The first time I made my own homemade yoghurt I left the yoghurt in the thermos for 12 hours, as I forgot to set a timer, and got distracted. The resulting yoghurt had quite a tart taste. The next few batches I made I left for 6 hours and the yoghurt had a much subtler taste, with a very slight tartness to it.
Over the last few weeks I’ve been making batch after batch of homemade yoghurt, and well, this method is pretty much foolproof. While the recipe below uses full cream milk, I’ve also made batches with skim milk too, and they’ve been just as successful. As you would expect though, the skim milk yoghurt isn’t quite as thick and creamy as yoghurt using full cream milk.
After you’ve made your own homemade yoghurt you can then sweeten it with honey, add vanilla seeds or even add a fruit compote. It’s infinitely flexible. And if you prefer a thicker yoghurt simply strain through muslin or a tea towel for a couple of hours or until you reach the thickness you want.
So, if you love yoghurt, give homemade yoghurt a go.
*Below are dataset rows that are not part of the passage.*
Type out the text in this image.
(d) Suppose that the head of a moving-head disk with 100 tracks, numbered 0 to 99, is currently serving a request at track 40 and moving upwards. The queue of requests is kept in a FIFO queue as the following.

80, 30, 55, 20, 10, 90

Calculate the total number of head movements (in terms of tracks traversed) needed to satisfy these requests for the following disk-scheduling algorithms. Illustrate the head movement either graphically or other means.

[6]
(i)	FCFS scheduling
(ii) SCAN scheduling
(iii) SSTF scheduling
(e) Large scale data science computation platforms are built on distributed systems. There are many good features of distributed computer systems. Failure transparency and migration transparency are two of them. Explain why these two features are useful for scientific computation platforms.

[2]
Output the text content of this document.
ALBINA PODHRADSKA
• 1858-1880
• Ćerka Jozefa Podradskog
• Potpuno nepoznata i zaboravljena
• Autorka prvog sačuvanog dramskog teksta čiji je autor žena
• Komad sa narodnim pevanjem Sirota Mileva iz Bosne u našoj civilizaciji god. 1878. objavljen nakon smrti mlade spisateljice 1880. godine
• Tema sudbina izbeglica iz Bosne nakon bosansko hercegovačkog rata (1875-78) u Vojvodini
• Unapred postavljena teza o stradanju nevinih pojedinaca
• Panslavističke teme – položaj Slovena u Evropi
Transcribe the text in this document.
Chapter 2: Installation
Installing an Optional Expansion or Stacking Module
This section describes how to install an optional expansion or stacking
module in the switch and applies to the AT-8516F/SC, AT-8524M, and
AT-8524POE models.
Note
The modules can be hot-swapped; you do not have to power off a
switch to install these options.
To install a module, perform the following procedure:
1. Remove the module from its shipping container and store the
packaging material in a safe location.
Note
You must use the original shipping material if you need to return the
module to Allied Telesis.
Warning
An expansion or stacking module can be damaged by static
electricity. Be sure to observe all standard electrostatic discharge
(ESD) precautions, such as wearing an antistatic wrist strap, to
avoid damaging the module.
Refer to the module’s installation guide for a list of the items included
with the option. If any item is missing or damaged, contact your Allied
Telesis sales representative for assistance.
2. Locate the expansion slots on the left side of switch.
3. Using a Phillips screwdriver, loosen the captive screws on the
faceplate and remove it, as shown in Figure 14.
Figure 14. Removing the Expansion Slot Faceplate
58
It’s easy and extremely economical too.
Do you make your own yoghurt or have you tried making homemade yoghurt? Leave a comment below to tell me how it went or share your tips for your perfect yoghurt.
- 1 litre (4 cups) of full cream (whole) milk
- 50g (1.5 oz) of powdered milk
- 3 tbs of yoghurt containing live cultures
- Fill the sink with cold water and place a couple of ice packs in the water.
- Place the milk and milk powder in a saucepan and stir to combine over a medium heat. Place the thermometer into the saucepan and stir occasionally while you bring the milk up to 90 degrees celsius (194 Fahrenheit) and hold at this temperature for 5 minutes.
- Remove the saucepan from the heat and place in the sink and stir as you bring the temperature down to 46 degrees celsius (115 Fahrenheit). Remove the saucepan from the water and use a whisk in the yoghurt until combined. Pour into a thermos and seal and leave for 6 hours. Decant the yoghurt into jars or sealed containers and refrigerate.
Yoghurt can also be made with skim milk, although the consistency is slightly thinner.
For a thicker yoghurt strain through muslin for 2 hours.
For a stronger tasting yoghurt leave for 12 hours before decanting.